Highbrow Student Apartments Offer Authentic East-Coast Feel

Wealthy Tenants Gladly Pay Extra For Filth, Crime And Vermin

Student housing usually involves shoddy accommodations, sparse furnishings, and tenuous landlord–tenant relations. But some students, unburdened by day jobs, student loans, or financial limitations of any kind, require a bit more to maintain tolerable daily comfort.

For these students, a new rental package is being offered by Le Mons, the luxurious downtown housing facility built last year to accommodate the rising number of upper-crust students in attendance at the University (following the recent toughening of admissions standards at east-coast schools). Students are able to special-order such services as standing pools of urine, random sporadic gunfire, frozen corpses on their doorsteps, and the new Infest-O-MagicTM process, which brings authentic Manhattan-style cockroaches directly into the customer’s home.

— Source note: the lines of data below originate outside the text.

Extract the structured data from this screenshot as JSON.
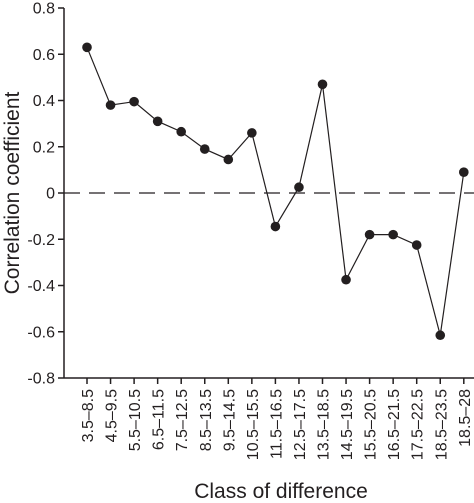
{
  "chart_data": {
    "type": "line",
    "xlabel": "Class of difference",
    "ylabel": "Correlation coefficient",
    "categories": [
      "3.5–8.5",
      "4.5–9.5",
      "5.5–10.5",
      "6.5–11.5",
      "7.5–12.5",
      "8.5–13.5",
      "9.5–14.5",
      "10.5–15.5",
      "11.5–16.5",
      "12.5–17.5",
      "13.5–18.5",
      "14.5–19.5",
      "15.5–20.5",
      "16.5–21.5",
      "17.5–22.5",
      "18.5–23.5",
      "18.5–28"
    ],
    "series": [
      {
        "values": [
          0.63,
          0.38,
          0.395,
          0.31,
          0.265,
          0.19,
          0.145,
          0.26,
          -0.145,
          0.025,
          0.47,
          -0.375,
          -0.18,
          -0.18,
          -0.225,
          -0.615,
          0.09
        ]
      }
    ],
    "ylim": [
      -0.8,
      0.8
    ],
    "yticks": [
      -0.8,
      -0.6,
      -0.4,
      -0.2,
      0,
      0.2,
      0.4,
      0.6,
      0.8
    ],
    "ytick_labels": [
      "-0.8",
      "-0.6",
      "-0.4",
      "-0.2",
      "0",
      "0.2",
      "0.4",
      "0.6",
      "0.8"
    ],
    "reference_line": {
      "y": 0,
      "style": "dashed"
    },
    "grid": false,
    "colors": {
      "line": "#231f20",
      "marker": "#231f20",
      "axis": "#231f20"
    }
  }
}
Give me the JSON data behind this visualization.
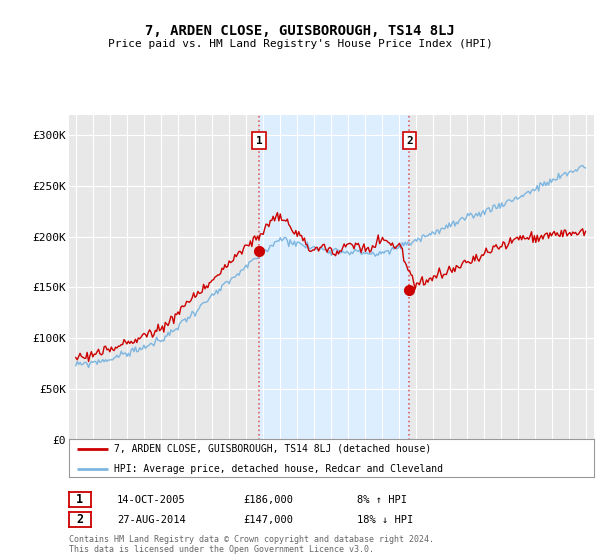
{
  "title": "7, ARDEN CLOSE, GUISBOROUGH, TS14 8LJ",
  "subtitle": "Price paid vs. HM Land Registry's House Price Index (HPI)",
  "legend_line1": "7, ARDEN CLOSE, GUISBOROUGH, TS14 8LJ (detached house)",
  "legend_line2": "HPI: Average price, detached house, Redcar and Cleveland",
  "sale1_date": "14-OCT-2005",
  "sale1_price": "£186,000",
  "sale1_hpi": "8% ↑ HPI",
  "sale2_date": "27-AUG-2014",
  "sale2_price": "£147,000",
  "sale2_hpi": "18% ↓ HPI",
  "footer": "Contains HM Land Registry data © Crown copyright and database right 2024.\nThis data is licensed under the Open Government Licence v3.0.",
  "hpi_color": "#7eb6e0",
  "price_color": "#cc0000",
  "vline_color": "#e06060",
  "span_color": "#ddeeff",
  "background_color": "#ffffff",
  "plot_bg_color": "#e8e8e8",
  "grid_color": "#ffffff",
  "ylim": [
    0,
    320000
  ],
  "yticks": [
    0,
    50000,
    100000,
    150000,
    200000,
    250000,
    300000
  ],
  "sale1_t": 2005.79,
  "sale1_p": 186000,
  "sale2_t": 2014.63,
  "sale2_p": 147000,
  "year_start": 1995,
  "year_end": 2025
}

“Let’s face facts,” Le Mons owner Ruth Hazelwood said. “My tenants aren’t just any ordinary kind of people. They’re used to the very best, and have high standards for their cultural environment. It is important that, as displaced Manhattanites, they continue to enjoy the elite lifestyle they’ve grown accustomed to. By providing them with these services, we not only insure customer satisfaction, we can charge their parents even more.”

Le Mons resident Horace Greenworthy, a sophomore who recently had his apartment infested with assorted vermin, agrees. “As a native of New York, I’m entitled to fineries that lesser folk must be denied,” he said. “Why, back home, in the cultural nexus of New York, I can’t leave a dish of food out on the kitchen counter for more than two minutes before the entire thing is swarmed by hungry bugs. Now, thanks to Infest-O-Magic, I have the same situation here.”

Options like Infest-O-Magic are quite costly. But so far, the exorbitant fees have deterred few renters. This comes as no surprise to Hazelwood, who likes to boast that her clientele are so well-off that many have never even seen money in its traditional cash form.

Hazelwood has hired a round-the-clock staff of muggers, rapists, and beggars to insure that the crime rate around Le Mons remains at a level at least nine times higher than that of the surrounding community. “I was initially worried that I might turn into a commoner after moving out here and mingling with the lower gentry,” said Le Mons resident E.C. Mauer, “But I knew I’d be all right when, upon entering the building’s homeless-strewn lobby, I was beaten and robbed by a gruff, ethnic gentlemen. It felt just like home.” Mauer also expressed pleasure at the fact that cab fares to and from Le Mons are five to eight times more expensive than regular fares.

His sentiments were echoed by Linny Gold, another tenant. “No offense is intended to the locals,” she pointed out, “but we don’t come from the same primitive rural backgrounds that they did. I’m sure there are many nice folks who grew up in smog-free, low-crime communities. But then again, how many of them have seen anything as fabulous as Miss Saigon?”

In order to insure that Le Mons residents won’t be forced to mingle with the poor on a social level, visitors are not permitted anywhere in the apartment complex. Hazelwood emphatically warns that any students not from the east-coast attempting to socialize with Le Mons leaseholders will be shot on sight.